The Importance of Being Authorised
Getting a practising certificate might be an annual ritual for most lawyers in law firms in Singapore. Still, a recent case — Choo Cheng Tong Wilfred v Phua Swee Khiang — reminds us of its critical significance in our legal industry.
Suffice to say, because the lawyer did not have a practising certificate, he was not authorised to practice law in Singapore. Because he was not authorised, he was not entitled to any fees for legal work performed.
This rarely comes up because lawyers here must be in law firms to get a practising certificate, so this is an undeniable indicator of whether you are authorised or not. However, the implications are critical for anyone thinking of offering an alternative to law firms. Would you provide your expertise outside of a law firm if you can't get paid for it? By the way, it's a criminal offence too.
Let's say you want to practice law, but you don't want to be in a law firm. For example, maybe you aren't interested in the full service or boutique firm sort of business and are thinking of something radically different. Perhaps you would like to focus on a particular area of law and provide some consultancy, like Radiant Law (NB: Radiant Law is a law firm, more on this later). Maybe the business model is radically different. For example, some of your partners might be accountants or tech specialists, and you can't have them as directors or shareholders in a law firm without special approval.
This issue becomes thorny if you haven't considered it from the start. Imagine you think of an excellent idea for the public. You get funding from a VC, and the programmer who made this product is the other director of your company. If you didn't find out whether your company is providing legal services, you might well have doomed your project with the tint of illegality.
I know it when I see it.
So, what do you need to avoid if you do not want to provide legal services as an advocate and solicitor? Other than acts expressly prohibited under the Legal Profession Act, the case referred to the Turner test at  (emphasis added).

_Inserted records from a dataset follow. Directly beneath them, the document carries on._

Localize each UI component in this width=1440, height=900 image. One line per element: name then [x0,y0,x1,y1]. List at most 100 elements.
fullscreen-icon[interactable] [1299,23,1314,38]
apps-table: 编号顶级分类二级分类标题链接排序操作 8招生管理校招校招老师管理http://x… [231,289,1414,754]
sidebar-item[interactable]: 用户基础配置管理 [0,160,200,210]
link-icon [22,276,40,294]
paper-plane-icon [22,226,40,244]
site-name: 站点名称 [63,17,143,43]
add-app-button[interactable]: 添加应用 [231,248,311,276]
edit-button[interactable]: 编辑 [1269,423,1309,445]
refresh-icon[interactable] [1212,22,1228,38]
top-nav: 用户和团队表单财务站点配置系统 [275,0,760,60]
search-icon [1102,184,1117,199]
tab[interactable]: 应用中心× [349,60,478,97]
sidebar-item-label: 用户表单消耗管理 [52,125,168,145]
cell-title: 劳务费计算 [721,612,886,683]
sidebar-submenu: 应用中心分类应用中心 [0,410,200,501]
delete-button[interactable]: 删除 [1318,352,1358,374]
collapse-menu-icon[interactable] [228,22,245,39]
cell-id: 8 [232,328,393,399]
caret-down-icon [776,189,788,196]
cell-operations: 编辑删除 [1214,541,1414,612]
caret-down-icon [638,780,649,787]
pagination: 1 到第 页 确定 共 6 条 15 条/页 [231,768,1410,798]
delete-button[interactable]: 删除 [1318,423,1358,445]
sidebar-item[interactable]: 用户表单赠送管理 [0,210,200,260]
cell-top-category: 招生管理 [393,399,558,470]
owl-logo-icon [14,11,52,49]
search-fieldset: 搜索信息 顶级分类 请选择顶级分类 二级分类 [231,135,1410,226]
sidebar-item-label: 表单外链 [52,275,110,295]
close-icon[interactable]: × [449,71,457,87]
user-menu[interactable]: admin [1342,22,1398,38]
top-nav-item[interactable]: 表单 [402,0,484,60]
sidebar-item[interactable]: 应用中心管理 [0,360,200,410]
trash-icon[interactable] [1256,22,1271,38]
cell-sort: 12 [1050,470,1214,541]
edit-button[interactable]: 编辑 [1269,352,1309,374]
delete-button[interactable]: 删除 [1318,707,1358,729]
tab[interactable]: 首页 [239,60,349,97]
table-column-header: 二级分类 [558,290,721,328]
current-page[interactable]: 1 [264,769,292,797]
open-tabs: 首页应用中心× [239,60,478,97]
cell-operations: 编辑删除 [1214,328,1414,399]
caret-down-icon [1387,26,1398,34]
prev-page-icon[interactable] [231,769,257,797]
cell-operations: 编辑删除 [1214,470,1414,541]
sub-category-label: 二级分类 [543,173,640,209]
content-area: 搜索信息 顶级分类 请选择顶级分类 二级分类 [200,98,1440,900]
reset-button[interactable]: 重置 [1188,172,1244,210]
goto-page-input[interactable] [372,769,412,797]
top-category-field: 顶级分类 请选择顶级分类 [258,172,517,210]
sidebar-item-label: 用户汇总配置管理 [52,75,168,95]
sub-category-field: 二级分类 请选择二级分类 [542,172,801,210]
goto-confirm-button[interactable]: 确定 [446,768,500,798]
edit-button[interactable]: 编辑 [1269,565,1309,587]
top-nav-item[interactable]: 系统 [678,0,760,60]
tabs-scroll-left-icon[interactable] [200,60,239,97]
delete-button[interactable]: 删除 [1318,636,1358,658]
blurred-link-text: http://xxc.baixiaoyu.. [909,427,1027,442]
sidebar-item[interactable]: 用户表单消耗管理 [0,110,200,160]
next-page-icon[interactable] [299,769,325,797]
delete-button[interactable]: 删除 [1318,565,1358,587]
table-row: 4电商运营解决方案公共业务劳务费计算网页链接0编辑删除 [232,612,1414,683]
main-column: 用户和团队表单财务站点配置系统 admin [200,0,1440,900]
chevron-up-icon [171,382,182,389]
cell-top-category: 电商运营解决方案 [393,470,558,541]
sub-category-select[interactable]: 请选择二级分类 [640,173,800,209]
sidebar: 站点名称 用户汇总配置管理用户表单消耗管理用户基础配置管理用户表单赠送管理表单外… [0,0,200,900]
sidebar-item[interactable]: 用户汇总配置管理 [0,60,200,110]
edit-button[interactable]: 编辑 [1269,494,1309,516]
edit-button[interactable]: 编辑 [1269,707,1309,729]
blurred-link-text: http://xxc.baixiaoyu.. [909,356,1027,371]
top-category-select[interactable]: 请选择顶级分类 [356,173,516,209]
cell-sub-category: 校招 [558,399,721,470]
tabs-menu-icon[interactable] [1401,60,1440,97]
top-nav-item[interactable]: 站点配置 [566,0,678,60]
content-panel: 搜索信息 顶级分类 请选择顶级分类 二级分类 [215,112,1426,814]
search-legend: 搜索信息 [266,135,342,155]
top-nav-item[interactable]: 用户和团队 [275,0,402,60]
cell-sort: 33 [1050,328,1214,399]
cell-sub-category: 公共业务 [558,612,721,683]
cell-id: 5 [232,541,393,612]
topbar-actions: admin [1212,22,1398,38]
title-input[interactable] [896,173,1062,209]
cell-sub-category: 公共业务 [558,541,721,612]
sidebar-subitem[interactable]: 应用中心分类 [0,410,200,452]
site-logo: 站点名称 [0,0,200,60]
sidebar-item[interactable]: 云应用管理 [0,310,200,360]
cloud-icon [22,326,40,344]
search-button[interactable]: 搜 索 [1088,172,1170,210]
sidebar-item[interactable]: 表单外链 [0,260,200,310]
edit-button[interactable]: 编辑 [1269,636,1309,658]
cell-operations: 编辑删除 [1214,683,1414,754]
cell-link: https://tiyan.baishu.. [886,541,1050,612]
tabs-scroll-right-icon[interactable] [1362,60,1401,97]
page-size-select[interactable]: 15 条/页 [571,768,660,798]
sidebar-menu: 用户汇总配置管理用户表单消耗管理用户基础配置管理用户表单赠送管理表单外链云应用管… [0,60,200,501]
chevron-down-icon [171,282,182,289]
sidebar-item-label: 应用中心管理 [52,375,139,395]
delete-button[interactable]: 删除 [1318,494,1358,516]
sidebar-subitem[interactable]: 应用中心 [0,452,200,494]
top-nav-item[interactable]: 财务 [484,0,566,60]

(a) Other than those specific acts listed in ss 30(1) and 30(2) of [the Legal Profession Act], an act is an act of an advocate and solicitor when it is customarily (whether by history or tradition) within his exclusive function to provide , e.g. giving advice on legal rights and obligations, drafting contracts and pleadings and pleading in a court of law.
(b) A person acts as an advocate and/or solicitor if, by reason of his being an advocate and solicitor, he is employed to act as such in any matter connected with his profession.
 SGHC 154Tan Siong Thye J:The decision of Choo Cheng Tong Wilfred v Phua Swee Khiang
In the instant case, the lawyer might call himself a “business consultant”, but he gave legal advice (which the court noted is a quintessential service given by lawyers). Furthermore, the clients hired him because of his legal expertise. Therefore, the lawyer provided legal services as an unauthorised person and was not entitled to any fees for over a decade's worth of work.
I hate to say this, but the Turner test is an “I know it when I see it” test. If a user provides his own answers and an algorithm written by a lawyer turns it into a will, is the lawyer providing legal advice? If more law firms start to advise on adopting technology in contracting, would it become illegal for others to do the same?
If the definition of providing legal services is too vague, that will cause a chilling effect on any product that borders on legal.
The reason why legal profession regulation is (perhaps) so restrictive is the protection of the public. The decision highlights two areas: lawyers with practising certificates can be regulated by the Law Society, and law firms pay insurance to cover professional negligence claims. There are several other rules relating to how a lawyer must undergo a practice management course before he can practice as an owner of a law firm or in his own name, and restrictions on management and ownership of law firms are also on this basis.
According to a recent article, this is perhaps a vivid illustration of why law firms or lawyers “will always be needed”. It's hard for me to imagine how jurisdictions will give up on protecting the public from fraudulent providers without some form of regulation. This kind of regulation would try to ensure some expertise behind products purporting to be legal.
On the other hand, it's hard to pin down what is unique about a lawyer's knowledge or expertise. With enough time on the job and the right training (not necessarily an LLB), Nonlawyers Can Be as Competent as Lawyers in Handling Contracts Work. In fact, lawyers might not possess all the skills required to study a legal process and figure out how to deliver it more efficiently or effectively. If lawyers can't do it properly, why can't someone else have a go at it?
For now, legal services backed by law firms seem to be the current equilibrium. Accounting firms like PwC have their own law firm. Radiant Law might not serve a client found on the street, but they are still a law firm. Perhaps we need a good rethink of what a law firm means today at some level. Furthermore, it would really help if the exceptions (if we have any) for non-traditional law firms were transparent.
Regulation is a serious roadblock if we want to see legal services being delivered in any alternative method. As Susskind and Eisenberg say, incorporating lawyers and law firms might be critical for alternative service providers to go around such issues. However, not everyone can incorporate a law firm or is willing to do this. Hopefully, the authorities can consider more transparent and sensible rules to limit the drawbacks of being unauthorised.